Saturday 22 April 2023

Is "Greedflation" happening? I'm sceptical

What is causing current inflation?

There are a number of articles saying that rather than a wage-price spiral, it is being caused by companies increasing their profit margins. In fact, even some people at the ECB are taking this view. 

When you do Econ101, one of the first things you learn how companies maximise their profits. It is also probably the first time you think economics is very far away from reality. Do companies really find their marginal revenue and equate to their marginal cost? Not a chance.

What actually happens is people think about their "mark-up". The price they sell it at vs the amount it costs. So if I sold coffee for £1 and it costs me 10p to make then my mark-up is 90p. But what price should I charge? Well, crucially this depends on demand. If you charged £100 for your coffee your mark up would be £99.90 - but no one would buy it. If you charged 11p for your coffee you would selling 100 cups of coffee would make you £1 in profit.
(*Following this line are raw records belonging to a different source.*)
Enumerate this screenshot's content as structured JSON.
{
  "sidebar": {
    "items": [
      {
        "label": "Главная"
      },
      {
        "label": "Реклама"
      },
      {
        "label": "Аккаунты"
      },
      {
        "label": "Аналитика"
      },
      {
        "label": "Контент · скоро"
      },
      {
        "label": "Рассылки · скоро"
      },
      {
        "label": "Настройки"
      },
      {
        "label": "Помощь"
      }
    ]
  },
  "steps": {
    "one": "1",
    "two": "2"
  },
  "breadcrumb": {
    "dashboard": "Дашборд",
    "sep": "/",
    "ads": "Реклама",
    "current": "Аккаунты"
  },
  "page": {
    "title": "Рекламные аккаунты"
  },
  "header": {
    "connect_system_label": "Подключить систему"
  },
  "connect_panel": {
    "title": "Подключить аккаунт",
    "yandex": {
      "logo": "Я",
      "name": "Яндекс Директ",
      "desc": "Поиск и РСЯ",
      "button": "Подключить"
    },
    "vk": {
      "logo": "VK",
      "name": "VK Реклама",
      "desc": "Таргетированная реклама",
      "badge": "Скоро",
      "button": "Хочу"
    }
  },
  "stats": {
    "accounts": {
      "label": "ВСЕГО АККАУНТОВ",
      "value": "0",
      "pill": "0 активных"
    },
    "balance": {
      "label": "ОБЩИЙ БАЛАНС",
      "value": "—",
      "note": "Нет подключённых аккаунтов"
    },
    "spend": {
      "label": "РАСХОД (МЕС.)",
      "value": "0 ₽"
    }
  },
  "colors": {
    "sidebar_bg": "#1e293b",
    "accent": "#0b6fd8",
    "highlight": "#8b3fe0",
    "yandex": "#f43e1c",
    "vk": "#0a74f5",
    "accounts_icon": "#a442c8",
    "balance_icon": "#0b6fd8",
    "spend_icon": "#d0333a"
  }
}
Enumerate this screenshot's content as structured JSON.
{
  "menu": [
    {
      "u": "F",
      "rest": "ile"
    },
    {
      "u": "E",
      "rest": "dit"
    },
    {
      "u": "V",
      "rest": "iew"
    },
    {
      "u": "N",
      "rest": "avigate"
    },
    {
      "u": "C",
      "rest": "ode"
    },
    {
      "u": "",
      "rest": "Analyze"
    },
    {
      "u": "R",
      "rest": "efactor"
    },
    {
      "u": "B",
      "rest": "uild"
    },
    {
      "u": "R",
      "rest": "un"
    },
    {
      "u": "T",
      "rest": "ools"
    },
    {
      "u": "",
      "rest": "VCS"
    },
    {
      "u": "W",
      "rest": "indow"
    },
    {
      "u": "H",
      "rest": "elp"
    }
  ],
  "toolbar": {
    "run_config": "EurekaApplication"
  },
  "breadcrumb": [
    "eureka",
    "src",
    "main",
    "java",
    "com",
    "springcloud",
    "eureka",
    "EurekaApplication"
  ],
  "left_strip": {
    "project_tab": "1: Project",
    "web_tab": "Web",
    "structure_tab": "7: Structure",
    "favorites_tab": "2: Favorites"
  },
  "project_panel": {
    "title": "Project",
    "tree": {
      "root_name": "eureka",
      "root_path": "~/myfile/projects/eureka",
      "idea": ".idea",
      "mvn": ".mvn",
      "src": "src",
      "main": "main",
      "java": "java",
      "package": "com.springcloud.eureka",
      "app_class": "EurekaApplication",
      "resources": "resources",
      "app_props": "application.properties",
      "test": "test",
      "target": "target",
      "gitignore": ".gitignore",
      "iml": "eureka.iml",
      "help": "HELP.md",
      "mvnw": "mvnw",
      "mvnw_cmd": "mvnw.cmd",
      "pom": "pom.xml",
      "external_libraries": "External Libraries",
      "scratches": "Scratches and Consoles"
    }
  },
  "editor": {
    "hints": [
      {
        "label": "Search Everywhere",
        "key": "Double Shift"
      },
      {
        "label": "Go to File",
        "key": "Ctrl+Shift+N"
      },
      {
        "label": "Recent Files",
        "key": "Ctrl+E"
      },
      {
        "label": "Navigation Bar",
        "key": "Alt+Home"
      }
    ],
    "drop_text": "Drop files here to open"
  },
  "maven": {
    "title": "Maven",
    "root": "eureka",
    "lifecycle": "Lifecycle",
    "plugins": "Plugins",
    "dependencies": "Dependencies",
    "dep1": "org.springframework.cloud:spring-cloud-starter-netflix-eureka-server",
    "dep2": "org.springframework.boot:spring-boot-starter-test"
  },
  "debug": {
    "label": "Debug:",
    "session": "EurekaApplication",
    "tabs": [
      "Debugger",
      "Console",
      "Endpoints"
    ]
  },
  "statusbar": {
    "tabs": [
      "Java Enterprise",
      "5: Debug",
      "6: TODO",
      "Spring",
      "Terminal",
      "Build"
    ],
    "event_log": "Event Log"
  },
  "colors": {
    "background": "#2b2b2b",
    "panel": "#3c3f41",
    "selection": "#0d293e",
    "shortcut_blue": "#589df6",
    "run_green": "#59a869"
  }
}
What I am saying here is that demand matters. If you mess about with your price a bit you will probably hit a nice sweet spot where you get the most profits (you are doing MR=MC without knowing it!).

So this is why I find it hard to buy that profits are driving inflation. Just because companies raise their price doesn't mean they will be able to sell the same amount as it should lower demand. Even if you are more likely to buy a product if you think inflation is a reasonable excuse, at some point demand is going to fall. This is especially true if wages are not rising as you literally can't afford it. You can only be spun a yawn by companies so many times before you run out of money.

You might not buy the wage-price spiral story (for what it's worth, I don't think this is what's happening now), but the reason why inflation persists in theory is that when prices increase, workers demand wage rises at least in line with inflation, which then increases demand and pushes prices up further an so on and so forth. There isn't a mechanism like this in "greedflation", there is not really a way for it to spiral.

But what about necessity goods like food, you have to buy food!? Well, yes. But it would mean we should be seeing prices fall in other areas as people spend more on food. Also, if companies are just crying wolf over inflation why are some not undercutting each other? 

Supermarkets are notoriously cutthroat when it comes to competition on price, so your story needs to explain why suddenly firms have discovered their market power and also are tacitly colluding with each other to maintain high prices. 

I don't really have an issue with profits being the cause of inflation - I just don't know how this is meant to work. At the moment, it is a slogan looking for a theory.